The patients ranged in mean age from 62 to 67 years, and the percentage of women in each trial varied from 15% to 42%.

Thrombotic risk reduced

Compared with aspirin monotherapy, P2Y12 inhibitor monotherapy reduced risk for major adverse CV events — defined in most studies as stroke, MI or death — by 11% (RR = 0.89; 95% CI, 0.84-0.95; I2 = 0%; number needed to treat to prevent one event = 141), and the results did not vary by P2Y12 inhibitor agent (P for interaction = .83), Qamar and colleagues found.

P2Y12 inhibitor monotherapy also reduced risk for MI compared with aspirin monotherapy (RR = 0.81; 95% CI, 0.71-0.92; I2 = 0%; number needed to treat to prevent one event = 273), the researchers wrote.

There were no differences between the groups in risk for stroke, death, major bleeding and any bleeding, according to the researchers.

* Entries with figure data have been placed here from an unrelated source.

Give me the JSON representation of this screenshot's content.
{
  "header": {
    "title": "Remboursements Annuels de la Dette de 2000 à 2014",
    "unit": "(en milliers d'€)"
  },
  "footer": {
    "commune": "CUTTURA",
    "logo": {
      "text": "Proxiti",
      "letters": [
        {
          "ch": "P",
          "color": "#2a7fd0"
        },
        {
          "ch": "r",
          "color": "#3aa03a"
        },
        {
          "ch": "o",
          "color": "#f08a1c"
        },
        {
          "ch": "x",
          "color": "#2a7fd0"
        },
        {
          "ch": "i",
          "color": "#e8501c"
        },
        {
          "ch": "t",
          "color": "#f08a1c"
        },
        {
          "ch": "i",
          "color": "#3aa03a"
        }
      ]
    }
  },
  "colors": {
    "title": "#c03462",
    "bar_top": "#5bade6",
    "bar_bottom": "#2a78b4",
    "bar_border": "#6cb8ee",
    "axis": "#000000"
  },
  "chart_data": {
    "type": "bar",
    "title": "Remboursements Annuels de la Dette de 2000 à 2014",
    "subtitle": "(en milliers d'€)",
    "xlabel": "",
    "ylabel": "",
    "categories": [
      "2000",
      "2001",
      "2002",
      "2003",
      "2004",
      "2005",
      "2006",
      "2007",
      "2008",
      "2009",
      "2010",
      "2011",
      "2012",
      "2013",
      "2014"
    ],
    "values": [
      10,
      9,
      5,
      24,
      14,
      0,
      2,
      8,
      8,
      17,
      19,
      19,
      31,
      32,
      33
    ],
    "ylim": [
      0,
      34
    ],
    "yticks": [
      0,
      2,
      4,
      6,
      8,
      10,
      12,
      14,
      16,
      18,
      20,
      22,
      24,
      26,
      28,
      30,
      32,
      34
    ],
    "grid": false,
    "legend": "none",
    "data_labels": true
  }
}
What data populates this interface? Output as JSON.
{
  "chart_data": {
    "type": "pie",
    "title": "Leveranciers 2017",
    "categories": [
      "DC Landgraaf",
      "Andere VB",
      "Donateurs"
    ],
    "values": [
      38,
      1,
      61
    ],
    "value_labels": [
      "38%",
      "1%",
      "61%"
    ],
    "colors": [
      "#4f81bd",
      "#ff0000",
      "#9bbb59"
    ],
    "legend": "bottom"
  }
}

“Our analysis does suggest that P2Y12 inhibitor monotherapy with medications like clopidogrel are superior to aspirin monotherapy,” Qamar told Healio. “Based on this, clopidogrel should be a preferred agent for long-term secondary CVD prevention. A recent trial called the HOST-EXAM trial, which we have included in our analysis, does support this too.”

Optimal strategy may vary

The optimal strategy for each patient varies, depending on factors, including response to clopidogrel, which some patients are unable to metabolize, Qamar said in an interview.

“We use pharmacogenomics testing to assess for nonresponder status to clopidogrel,” he said. “While the TAILOR PCI trial did not support routine testing of responder status, pooled meta-analyses have suggested that personalized approaches of antiplatelet therapy are associated with lower thrombotic and bleeding risk. For patients who are nonresponders to clopidogrel and have high thrombotic risk, prasugrel (which is generic and cheap) or ticagrelor should be considered, and in those at low thrombotic risk, aspirin is reasonable.”

He also said, “Since no recent trials in the U.S. have examined this on our population, it would be helpful to design a pragmatic electronic health records-based open-label randomized clinical trial to study this in the U.S.”